In Canada, she was free to start a family and live a nearly-normal life. But once again, the picture caught up with her -- only this time, she embraced it.
"I realize that that picture is a powerful gift for me," she said.
A gift that led to a foundation to help children of war. She now travels the world as a UNESCO Goodwill Ambassador.
"I share with them, with the people, how horrible war is, how much people suffer, and I was the one of them," she said.
When serious burns heal, the scarring isn't merely disfiguring; it can cause lifelong agony. Kim has suffered a lot of pain almost every day for the past 43 years.
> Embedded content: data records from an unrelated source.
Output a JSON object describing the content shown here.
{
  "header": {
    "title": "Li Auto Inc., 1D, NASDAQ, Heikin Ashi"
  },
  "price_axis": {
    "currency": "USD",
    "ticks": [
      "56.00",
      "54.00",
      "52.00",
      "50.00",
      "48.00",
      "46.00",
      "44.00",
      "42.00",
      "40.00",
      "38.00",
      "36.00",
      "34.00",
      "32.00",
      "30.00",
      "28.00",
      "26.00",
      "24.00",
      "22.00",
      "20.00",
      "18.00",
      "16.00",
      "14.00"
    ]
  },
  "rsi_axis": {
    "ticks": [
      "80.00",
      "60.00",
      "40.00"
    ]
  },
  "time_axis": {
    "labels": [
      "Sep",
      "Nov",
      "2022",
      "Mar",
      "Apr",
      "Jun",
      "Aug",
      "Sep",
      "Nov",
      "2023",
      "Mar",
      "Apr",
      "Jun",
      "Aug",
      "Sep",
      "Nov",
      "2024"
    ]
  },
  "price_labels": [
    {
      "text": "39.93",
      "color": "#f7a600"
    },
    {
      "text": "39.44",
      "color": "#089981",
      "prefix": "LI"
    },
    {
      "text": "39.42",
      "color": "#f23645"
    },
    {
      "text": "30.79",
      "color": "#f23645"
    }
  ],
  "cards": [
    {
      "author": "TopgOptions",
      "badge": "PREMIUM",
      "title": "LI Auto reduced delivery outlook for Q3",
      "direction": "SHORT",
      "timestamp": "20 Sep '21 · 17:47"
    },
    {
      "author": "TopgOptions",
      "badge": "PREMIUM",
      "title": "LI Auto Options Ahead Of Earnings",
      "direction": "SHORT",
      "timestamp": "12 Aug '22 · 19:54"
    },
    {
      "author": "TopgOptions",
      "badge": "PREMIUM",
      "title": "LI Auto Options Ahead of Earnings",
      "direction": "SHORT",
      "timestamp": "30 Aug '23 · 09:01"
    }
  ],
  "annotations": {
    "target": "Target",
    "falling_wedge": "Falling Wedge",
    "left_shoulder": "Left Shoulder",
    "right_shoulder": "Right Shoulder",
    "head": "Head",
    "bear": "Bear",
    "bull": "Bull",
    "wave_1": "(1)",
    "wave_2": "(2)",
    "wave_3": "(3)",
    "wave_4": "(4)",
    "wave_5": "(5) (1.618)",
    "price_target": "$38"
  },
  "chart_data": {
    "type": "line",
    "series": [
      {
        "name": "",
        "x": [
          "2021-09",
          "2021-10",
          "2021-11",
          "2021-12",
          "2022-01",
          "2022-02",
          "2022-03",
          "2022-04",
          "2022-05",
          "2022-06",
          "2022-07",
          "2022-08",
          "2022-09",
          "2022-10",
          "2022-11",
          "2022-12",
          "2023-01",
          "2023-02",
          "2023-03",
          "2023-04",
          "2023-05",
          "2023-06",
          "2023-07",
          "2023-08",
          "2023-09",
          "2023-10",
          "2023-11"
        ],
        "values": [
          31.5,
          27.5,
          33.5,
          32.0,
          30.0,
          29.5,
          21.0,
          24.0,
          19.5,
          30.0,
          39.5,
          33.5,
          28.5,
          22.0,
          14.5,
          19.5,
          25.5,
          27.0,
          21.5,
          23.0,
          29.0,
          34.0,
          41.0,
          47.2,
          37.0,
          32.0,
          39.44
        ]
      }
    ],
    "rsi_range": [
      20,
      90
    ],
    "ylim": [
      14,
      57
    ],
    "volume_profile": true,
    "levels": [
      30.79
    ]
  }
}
So how does she deal with the pain?
"Wow, I pray," she replied. "I set my mind that I never, never concentrate on my pain. When the pain comes to me, I try to distract my mind by doing something, go out for a walk or talk on the phone or sing a song."
She turns to her faith, but still, sometimes, she despairs.
"I cannot wait to go to heaven to enjoy that no scar, no pain in heaven," she told Pauley.
By chance, she learned there might be a way to live a life without pain.
"I share my story at the church, talking about that, and one gentleman came to me, and he say, 'Kim, I want to share with you the idea that I have.'" His daughter-in-law, Dr. Jill Waibel, has pioneered a promising new treatment for burns.
And last month, Kim Phuc went to Miami for the first in a series of laser treatments.
"What we know about scars is they're all wrong; it's just chaotic healing," said Dr. Waibel. "So we're going to take out pieces, teeny pieces of skin with this fractional laser and then allow the body to heal it almost to normal."
Even with pain medication, the treatment can be difficult. Toan was there to hold Kim's hand. And AP photographer Nick Ut, her lifelong friend, was there this day, too, to document the first chapter in a new life for "the girl in the picture."